Section 710 of Title 7 of the International Development and Security Assistance Authorization Act says:

(1) The Interagency Group on Human Rights and Foreign Assistance
has been an effective mechanism for coordinating and
implementing United States human rights policies;

(2) The President should consider establishing the Interagency
Group on a more permanent basis;

(3) The Interagency Group should examine proposals for not
only economic assistance but also for security assistance;

If above was the criteria which are used to give economic assistance, award Millennium Grant and military aid one wonders as to how a blatant human rights violators like Indonesia and Egypt receive enhanced economic and military aid from the United States. Both countries have received increased assistance for FY 08.

Under the Ranil Wickeremasinghe regime the United States facilitated the Tamil Tigers in a different way while enhancing economic aid to Sri Lanka reciprocating the regime’s ‘slavish attitude’ toward the former. The grave consequences are still felt as a result of the solid life line the U.S. gave the LTTE during the 2001-2003 period. The Rajapaksa administration is currently struggling to undo some of those measures detrimental to the national security of Sri Lanka amidst all odds from the “rapacious’ West. Now, the leading members of the U.S. legislature and the officials of the State Department are continue to maintain the life line the United States offered the Tamil Tigers since the late eighties.

The great journalist Mervyn de Silva in May 15, 1990 edition of Lanka Guardian writing an eulogy to Sri Lanka (EPRLF) parliamentarian Sam Tambimuttu, who was assassinated by the LTTE hit squad in front of the Canadian High Commission in Colombo said:

“…Right through the ‘war’ in the east, before and after the arrival of the IPKF, Sam Thambimuttu was the reporter’s first choice for what in the professional patois is called a ‘check’ and a ‘double check’…There was the more exacting professional demand rooted in the very character of a highly competitive profession. Beat your rival. Get the story out first.

‘For the foreign correspondent’ (the foreign-foreign, or the local stringer) the source is vital. So is the ready access to the source. But most of all, reliability. And credibility. Since this is not a personal, but a professional’s tribute to Sam Thambimuttu, I have had to break an old established rule not to reveal the source. In this case, however, Sam’s
assistance to the International press, particularly to the BBC, was hardly a secret. His name has been mentioned a hundred times.”
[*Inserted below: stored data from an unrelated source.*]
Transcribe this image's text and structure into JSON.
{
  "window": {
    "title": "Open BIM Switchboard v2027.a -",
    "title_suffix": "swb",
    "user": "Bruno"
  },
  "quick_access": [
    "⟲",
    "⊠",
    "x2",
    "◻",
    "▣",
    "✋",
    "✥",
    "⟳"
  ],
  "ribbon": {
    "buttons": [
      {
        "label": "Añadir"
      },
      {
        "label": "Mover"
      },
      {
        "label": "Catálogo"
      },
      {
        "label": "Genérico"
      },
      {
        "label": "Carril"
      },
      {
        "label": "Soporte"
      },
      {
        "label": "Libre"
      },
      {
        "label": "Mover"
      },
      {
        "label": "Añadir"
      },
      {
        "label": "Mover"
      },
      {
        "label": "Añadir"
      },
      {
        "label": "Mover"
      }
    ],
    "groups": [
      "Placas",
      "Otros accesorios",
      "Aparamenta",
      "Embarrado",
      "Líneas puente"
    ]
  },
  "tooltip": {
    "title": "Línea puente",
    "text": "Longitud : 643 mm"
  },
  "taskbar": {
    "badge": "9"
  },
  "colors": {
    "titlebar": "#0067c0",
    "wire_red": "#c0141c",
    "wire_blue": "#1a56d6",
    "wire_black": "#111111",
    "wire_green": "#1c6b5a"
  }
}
It was to Sam Thambimuttu that this writer often turned since early eighties to get interpretations to what was going on in the East and North of Sri Lanka who became a valuable source of information. The last occasion this writer met Sam was little before his brutal assassination by the Tamil Tiger hit squad opposite the Canadian High Commission immediately after his audience with the political counselor of the American Embassy at the Chancery building in Colombo. By that time he has answered a question posed by the political counselor “How could the LTTE managed to be so powerful and influential to dictate the agenda of Sri Lanka?” Sam told this writer that he analyzed the situation in the country vis-à-vis Tamil Tigers, terrorism, ethnic issue, Tamil grievances and devolution of power to the periphery. But he told the State Department official in his Chancery office that there has to be a big power behind the LTTE to even dictate terms to the Government of Sri Lanka and influence its national agenda.
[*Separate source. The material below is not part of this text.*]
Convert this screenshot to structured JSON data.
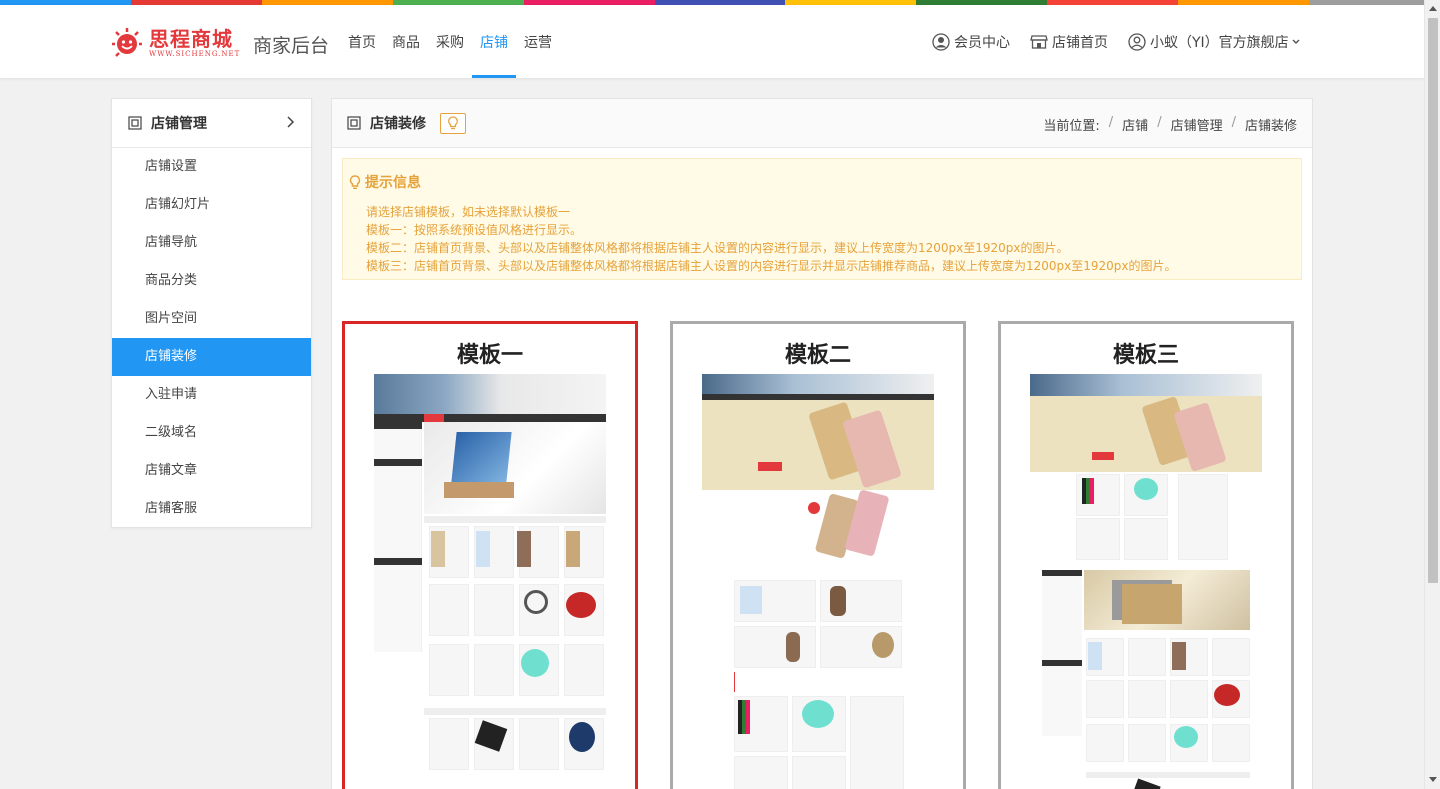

While munching Indian cuisine and consuming intoxicant beverages at the well known Indian restaurant Greenlands in Colombo Sri Lanka, Sam Thambimuttu finally elaborated what he failed to do when he met the political counselor of the American Embassy. His verdict was the United States was morally behind the LTTE and that strength was well enough for the LTTE to become what it was which this writer dismissed at that time.